Many organizations that have implemented a hybrid work environment are now faced with the challenges (and reality) of how to navigate it. At the top of the list is keeping employees engaged and connected.
The big question is, how do you do that if they’re not physically working together, side by side, every day? It’s not as hard as you may think if you consider there is one thing that all employees have in common — a desire to feel psychologically safe at work, whether working remotely, in person or both.
What Is Psychological Safety?
Renowned behavioral scientist Dr. Amy Edmondson first defined psychological safety as a shared belief by members of a team that the team is safe for interpersonal risk taking. Research from Gartner (in “The Basics of Psychological Safety” report), Gallup and Harvard Business Review also support the belief that teams that work together in a psychologically safe environment are more likely to innovate and contribute to the organization’s bottom line.
It’s no wonder that psychological safety is important to an organization’s success.

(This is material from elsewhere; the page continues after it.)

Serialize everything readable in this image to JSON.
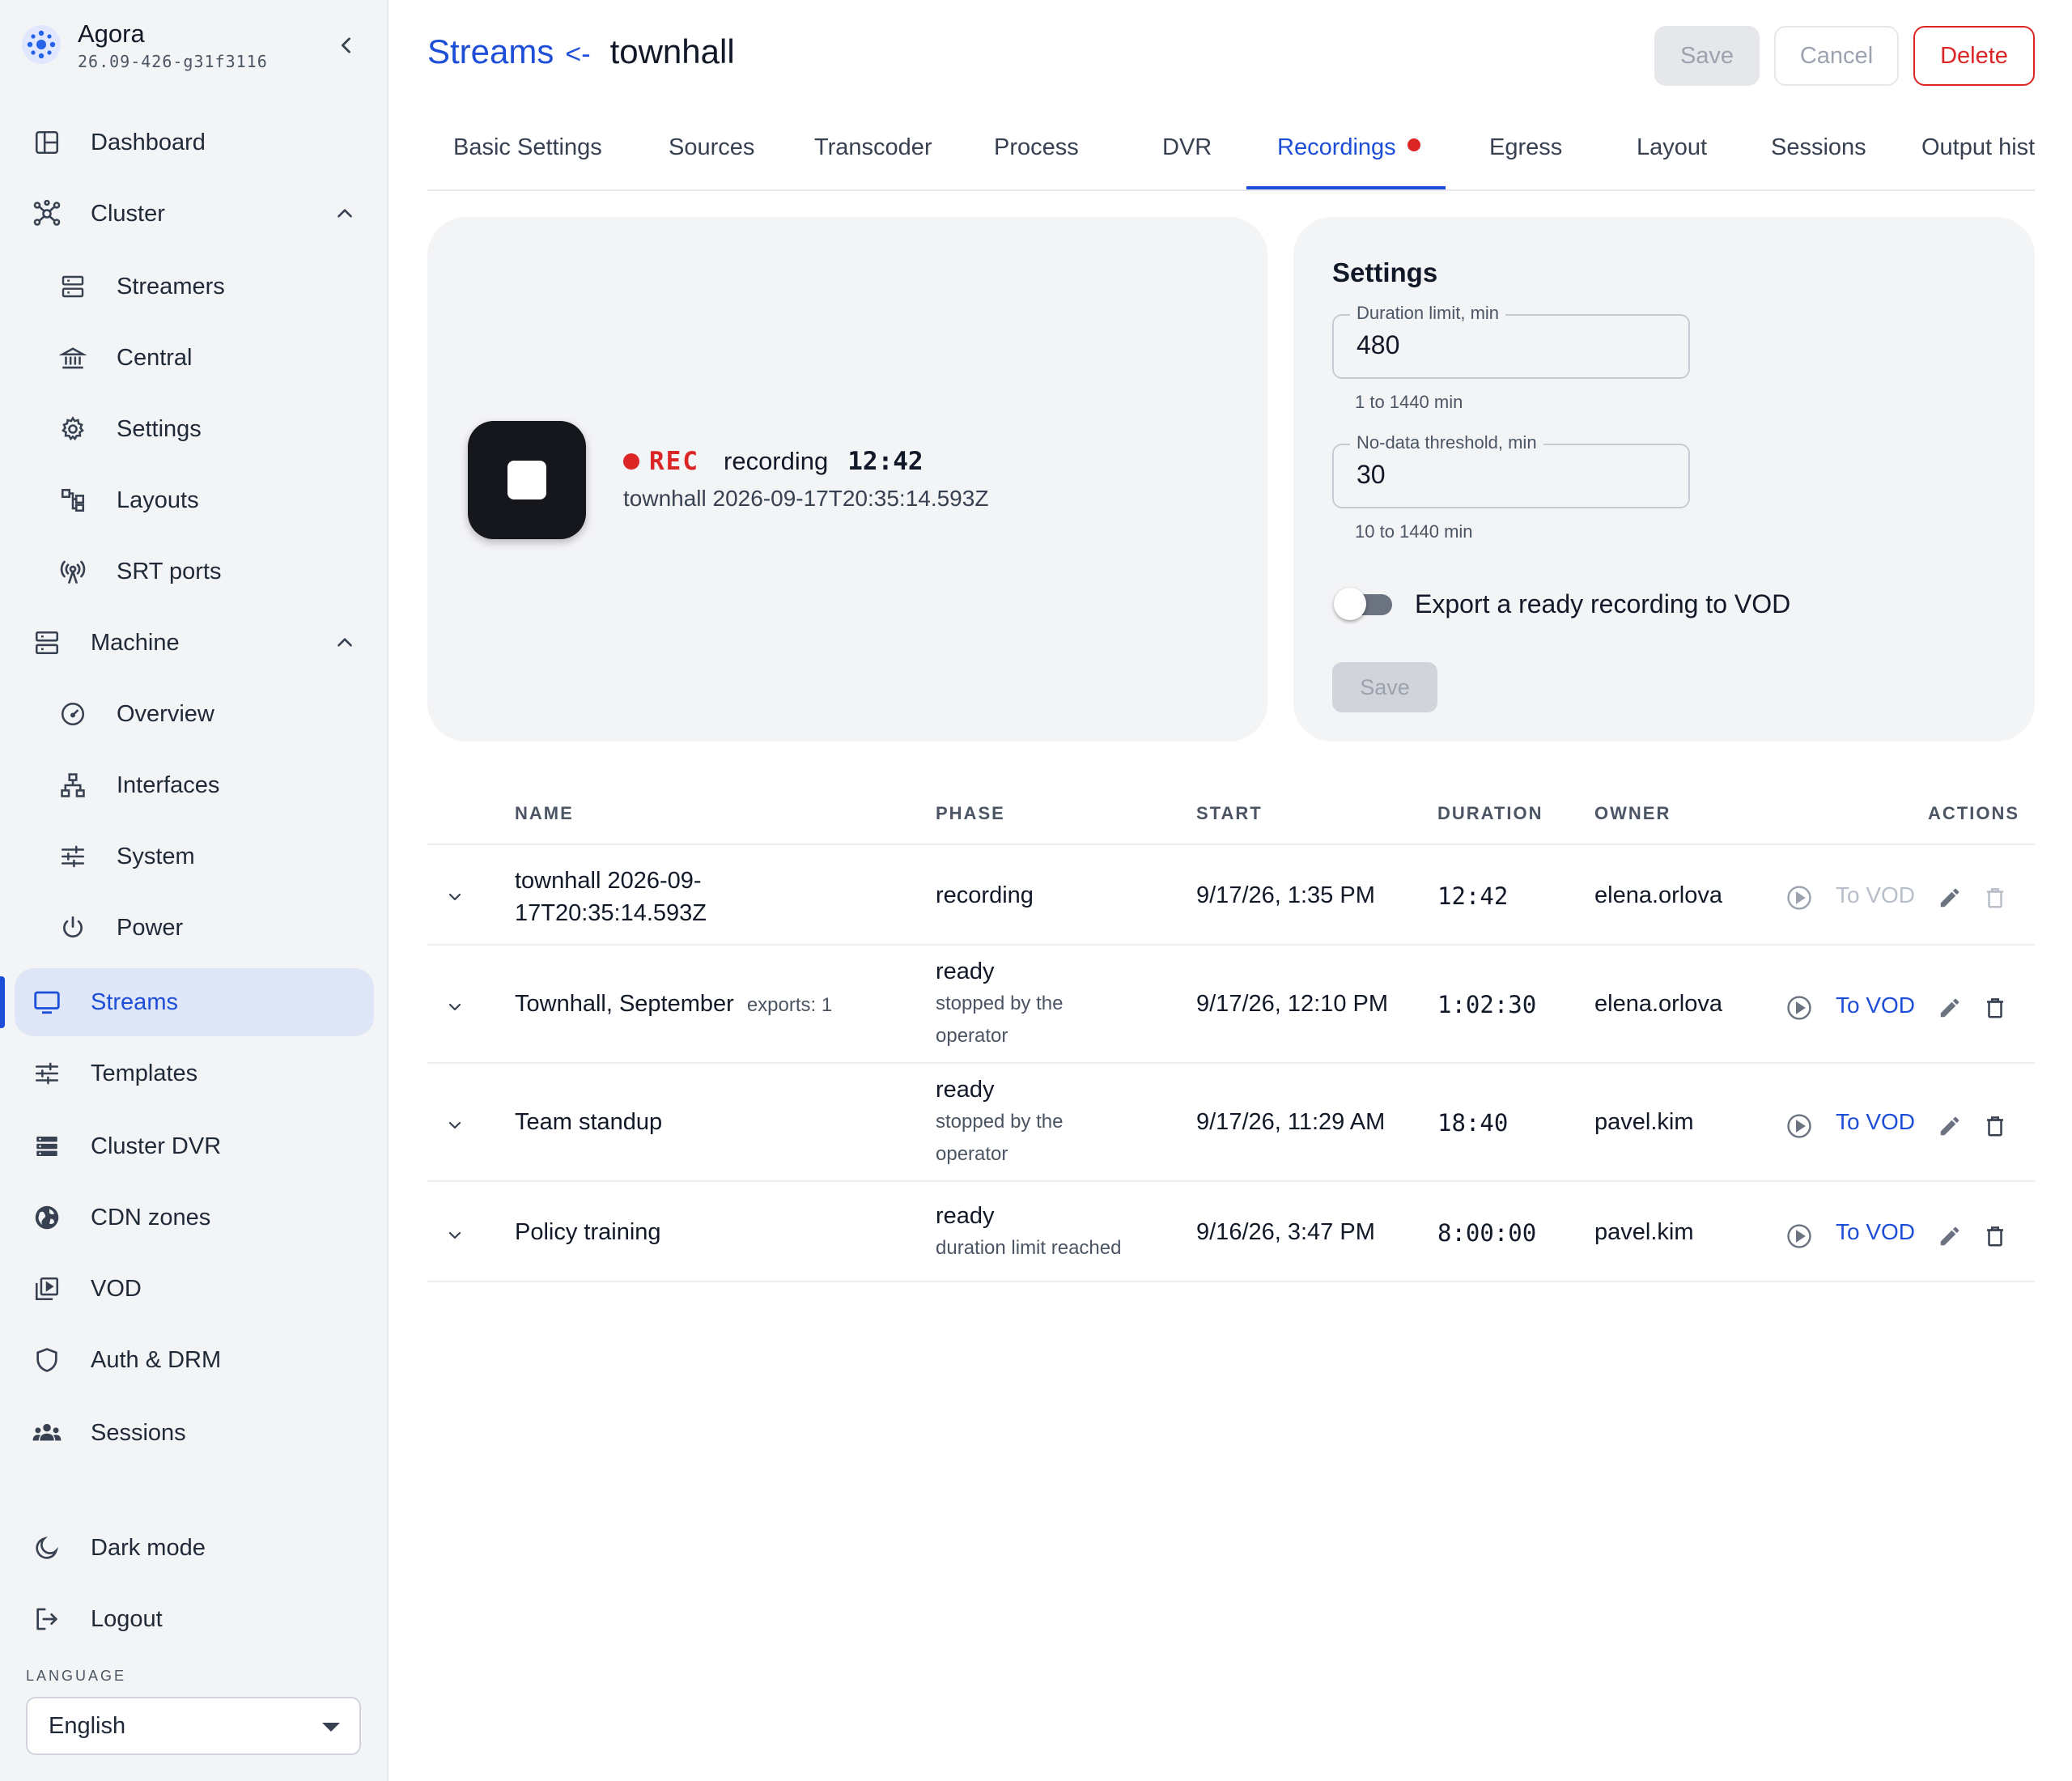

For teams in a hybrid environment, psychological safety is especially critical. There must be intentionality by team leaders to allow (and encourage) diversity of thought to rise to the surface. To do that, everyone on the team must feel comfortable and safe enough to share ideas and thoughts without intimidation, or being made to feel like their ideas are silly or don’t matter. In other words, they need all voices on the team willing to speak up and be heard. Leading companies have already identified psychological safety as the key element to unlocking team potential.
According to Accenture research, when employees feel psychologically safe, they are five times more likely to experience increased performance at work. This holds true in hybrid work environments. Remember, it’s up to leaders to have the intentionality of thought to include all employees in the conversations, and to create an environment where all team members feel safe enough to share their thoughts, ideas and perspectives.
Here are some ideas that leaders of hybrid teams can implement to build psychological safety to address in your leadership training and team development programs:
- Send out the agenda for any meeting in advance so that your team knows what will be discussed. This gives them an opportunity to prepare ahead of time.
- Encourage participation from all by including questions on the agenda. This lets participants know you are seeking their input. Leaders should make sure everyone has the opportunity to speak, by asking individual questions of each participant as well.
- Take a few minutes at the beginning of each meeting to catch up before diving into the agenda. Make sure remote participants turn on their video option. This helps build camaraderie and connectedness.
- Listen more than you talk. Ask clarifying, not challenging, questions. Ask for feedback from the rest of the group on commentary from other participants, like “What do you think of that idea?”; “What other thoughts do you have?” Or, “How can we best put that idea into practice?” This encourages group participation and discussion.
- Allow participants to ask you questions. This lets everyone know there are no barriers or unintelligent questions.
- Feedback: Be sure to ask for it, and be willing to demonstrate that you will act on it. Be sure to give it, and do so with authenticity.
If you begin incorporating these kinds of ideas into your hybrid work environment, your team will start to reap the benefits of diversity of thought and having all team members’ voices heard.
When people feel psychologically safe enough to offer their ideas and perspectives, creativity and innovation follow. And that’s a win for everyone.